In case some newbie actually looks here for advice, I find it best to provide some help, and not just a language fight arena:How to determine the best language for me, a non-programmer, to learn as a first language:
What better way to determine the first programming language than to do a programming language to do so for you? This is a step-by-step guide on how to do that.
Load up a python interpreter. In most Linux distributions it's already included, and you can just type "python" in the shell to start it. On windows, you'll have to download it yourself first. If you're too dumb to figure out where and how, you're too dumb to program.
Anyway, at the interactive prompt, write "from random import choice". Without going into too much detail (you haven't decided to specifically learn python yet), this means that you load the function "choice" from the module "random". A module is just a collection of similar functions that work on a specific problem domain (the "math" module, for example, contains many math functions, like square root, log or sin). The "random" module is just a module of random functions; things that didn't fit in any other modules. The "choice" function reads a list, and based on an internal database determines what exactly the choices are, and thusly what the question is. It then evaluates the choices, weighing them against each other, and returns the best choice. It might seem like magic, but really, it's full of holes. For example, when asked to choose between "Trance" and "Techno", it usually comes up with "Trance" (the answer might vary, depending on the music library on your computer) when clearly the answer should be "Death metal". When it comes to programming languages, however, it's pretty solid.

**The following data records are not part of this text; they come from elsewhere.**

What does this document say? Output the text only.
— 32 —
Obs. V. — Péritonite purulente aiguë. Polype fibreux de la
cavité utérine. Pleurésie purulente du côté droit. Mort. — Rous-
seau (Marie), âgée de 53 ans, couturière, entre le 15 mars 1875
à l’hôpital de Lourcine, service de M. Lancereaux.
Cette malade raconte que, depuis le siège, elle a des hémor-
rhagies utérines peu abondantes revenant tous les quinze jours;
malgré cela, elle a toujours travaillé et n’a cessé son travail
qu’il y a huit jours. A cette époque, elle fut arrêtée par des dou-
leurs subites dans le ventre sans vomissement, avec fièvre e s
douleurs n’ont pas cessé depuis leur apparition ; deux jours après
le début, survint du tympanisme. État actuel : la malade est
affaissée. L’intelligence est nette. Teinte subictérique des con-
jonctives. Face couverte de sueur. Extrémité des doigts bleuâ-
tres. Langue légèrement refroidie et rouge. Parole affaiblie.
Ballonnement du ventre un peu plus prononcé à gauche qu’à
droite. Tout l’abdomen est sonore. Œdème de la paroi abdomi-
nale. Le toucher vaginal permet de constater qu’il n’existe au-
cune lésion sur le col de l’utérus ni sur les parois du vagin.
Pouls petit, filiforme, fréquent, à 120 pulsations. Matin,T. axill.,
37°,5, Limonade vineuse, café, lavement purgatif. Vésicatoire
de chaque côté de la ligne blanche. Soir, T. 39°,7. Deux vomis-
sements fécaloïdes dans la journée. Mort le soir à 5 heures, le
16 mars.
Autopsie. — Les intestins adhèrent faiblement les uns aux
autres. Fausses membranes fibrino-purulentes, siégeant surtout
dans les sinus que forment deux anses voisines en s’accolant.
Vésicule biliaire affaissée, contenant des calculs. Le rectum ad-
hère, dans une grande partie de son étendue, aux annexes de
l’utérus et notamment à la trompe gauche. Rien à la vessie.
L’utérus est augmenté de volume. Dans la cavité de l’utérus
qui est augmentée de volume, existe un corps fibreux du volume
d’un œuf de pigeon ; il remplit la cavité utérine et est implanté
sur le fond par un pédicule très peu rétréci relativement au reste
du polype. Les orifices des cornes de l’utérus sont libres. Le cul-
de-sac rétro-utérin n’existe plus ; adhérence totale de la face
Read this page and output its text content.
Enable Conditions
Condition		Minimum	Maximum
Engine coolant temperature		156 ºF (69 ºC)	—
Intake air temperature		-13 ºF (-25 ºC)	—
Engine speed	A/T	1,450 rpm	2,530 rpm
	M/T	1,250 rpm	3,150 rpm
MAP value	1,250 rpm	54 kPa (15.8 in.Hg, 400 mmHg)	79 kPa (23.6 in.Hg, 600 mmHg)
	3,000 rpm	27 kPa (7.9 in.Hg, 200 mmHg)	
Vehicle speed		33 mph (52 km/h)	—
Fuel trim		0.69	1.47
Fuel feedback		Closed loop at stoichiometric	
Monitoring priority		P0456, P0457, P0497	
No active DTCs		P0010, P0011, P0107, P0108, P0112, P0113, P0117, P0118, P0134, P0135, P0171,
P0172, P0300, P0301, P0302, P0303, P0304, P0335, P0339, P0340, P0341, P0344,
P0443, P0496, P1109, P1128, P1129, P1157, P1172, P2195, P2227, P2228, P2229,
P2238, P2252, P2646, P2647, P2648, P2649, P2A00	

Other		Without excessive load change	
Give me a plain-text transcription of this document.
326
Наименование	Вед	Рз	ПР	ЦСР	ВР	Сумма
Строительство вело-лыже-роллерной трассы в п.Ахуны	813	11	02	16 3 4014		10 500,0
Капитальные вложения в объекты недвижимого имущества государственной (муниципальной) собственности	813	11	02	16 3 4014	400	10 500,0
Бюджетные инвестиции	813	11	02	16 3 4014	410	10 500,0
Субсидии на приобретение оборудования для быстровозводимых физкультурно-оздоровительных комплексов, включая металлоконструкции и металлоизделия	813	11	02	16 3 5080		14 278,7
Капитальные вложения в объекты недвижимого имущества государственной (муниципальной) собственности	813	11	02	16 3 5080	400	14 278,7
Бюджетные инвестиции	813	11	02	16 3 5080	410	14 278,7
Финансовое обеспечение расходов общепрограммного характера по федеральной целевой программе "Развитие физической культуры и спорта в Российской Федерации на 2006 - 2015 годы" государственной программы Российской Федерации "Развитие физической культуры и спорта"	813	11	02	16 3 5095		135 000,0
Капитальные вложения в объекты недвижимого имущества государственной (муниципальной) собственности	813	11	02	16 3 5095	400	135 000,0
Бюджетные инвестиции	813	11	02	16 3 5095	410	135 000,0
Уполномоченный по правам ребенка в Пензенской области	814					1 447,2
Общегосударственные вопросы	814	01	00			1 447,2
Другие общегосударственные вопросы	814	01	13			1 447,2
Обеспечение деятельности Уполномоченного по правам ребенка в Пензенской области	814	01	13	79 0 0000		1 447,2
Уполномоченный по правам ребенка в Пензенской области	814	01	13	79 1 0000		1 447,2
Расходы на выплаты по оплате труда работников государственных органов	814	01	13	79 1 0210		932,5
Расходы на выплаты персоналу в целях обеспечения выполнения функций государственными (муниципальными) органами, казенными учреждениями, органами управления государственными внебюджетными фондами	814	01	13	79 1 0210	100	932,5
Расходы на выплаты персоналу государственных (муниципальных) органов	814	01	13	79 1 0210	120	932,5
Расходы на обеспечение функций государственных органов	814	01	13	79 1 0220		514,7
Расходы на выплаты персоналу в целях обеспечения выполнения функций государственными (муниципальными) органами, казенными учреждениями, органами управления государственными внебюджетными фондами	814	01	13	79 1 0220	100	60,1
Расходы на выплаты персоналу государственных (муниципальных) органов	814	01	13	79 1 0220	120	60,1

After all, it's written by programmers, and if anybody has thorough knowledge about programming languages it's us. Therefore, depending on the list of languages you enter, it will determine what you're using this language for and figure out the best language for you to use in that specific case. The best first-language has been debated to death over the last forty years, so we're pretty sure about the answer at this point. You just need to provide a list of possible candidates. To do this, you just type "candidates = " into the prompt and NOT PRESS ENTER. You need to enter the candidates in as a comma-separated list first. Find a list of languages (this
is a good source, wikipedia is too). Now enter every language in between two quote marks and separate them with a comma, like this <"language1", "language2"> (omit the <>). Now you have your list and it's safe to press enter, you just need to use the "choice" function. You do this by writing "choice(candidates)". The best language should be written to the screen. If nothing happens, not even a newline, this is choice's way of saying that you should probably find something else to do, like play table-tennis and go for long runs, as programming might not be for you. Don't worry, as you can always invest in Apple
Now that you know the language you should start in, ignore it and find a python tutorial. You already know some of the basic syntax and have it installed.
As mentioned in the wall of text, this
is a good resource for beginning languages. Programs written in Malbolge are especially impressive, and is a unique experience to behold.
It is practically impossible to teach good programming to students who are motivated by money: As potential programmers they are mentally mutilated beyond hope of regeneration.